Et selon Romain Subrini, les pilotes subiraient un traitement particulier, et cela ne daterait pas de 2022 : ils auraient dû faire face par le passé à une baisse d'augmentation annuelle qui aurait épargné les autres métiers, et aujourd'hui, "la masse salariale a été augmentée sur certains métiers, nous sommes très contents que certains aient eu une revalorisation, elle est probablement juste, mais la nôtre l'est également".
Concernant les négociations passées avec la direction, SNPL et le SPAC (majoritaire), les deux syndicats mobilisés proposent une tout autre lecture que la direction, et dénoncent le silence persistant que la direction d'Air Corsica oppose à leurs demandes, depuis de longs mois.

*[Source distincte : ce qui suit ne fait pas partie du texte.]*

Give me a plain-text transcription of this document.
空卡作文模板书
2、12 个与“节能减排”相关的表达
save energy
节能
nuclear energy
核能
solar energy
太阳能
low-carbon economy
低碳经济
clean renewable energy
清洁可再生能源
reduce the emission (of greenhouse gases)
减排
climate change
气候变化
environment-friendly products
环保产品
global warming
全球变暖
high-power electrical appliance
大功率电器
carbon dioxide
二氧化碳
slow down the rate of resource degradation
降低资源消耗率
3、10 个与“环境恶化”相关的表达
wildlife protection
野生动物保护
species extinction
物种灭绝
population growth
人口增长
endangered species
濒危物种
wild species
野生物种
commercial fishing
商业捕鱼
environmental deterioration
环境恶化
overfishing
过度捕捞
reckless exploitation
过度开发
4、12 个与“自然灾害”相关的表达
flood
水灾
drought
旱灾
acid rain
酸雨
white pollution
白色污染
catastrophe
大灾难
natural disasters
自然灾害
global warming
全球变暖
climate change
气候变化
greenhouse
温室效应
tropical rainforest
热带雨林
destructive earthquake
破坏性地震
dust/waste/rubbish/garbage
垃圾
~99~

On le voit, même si le dialogue aurait repris ce matin lors du CSE, le ciel n'est pas vraiment dégagé à Air Corsica, d'autant qu'on se demande, au vu des déclarations des différentes parties, comment le combat mené par les pilotes est vu par les autres employés de la compagnie...
Déstabilisation
Plutôt inquiétant, alors que se dessine à l'horizon le renouvellement de la Délégation de Service Public, pour la période 2024-2027, décrite comme "cruciale" par Luc Bereni. Le chaos, très médiatisé, des derniers jours, fait désordre, et le directoire le voit comme "une action délibérée de déstabilisation de l'entreprise, et de perturbation du service dû à ses clients".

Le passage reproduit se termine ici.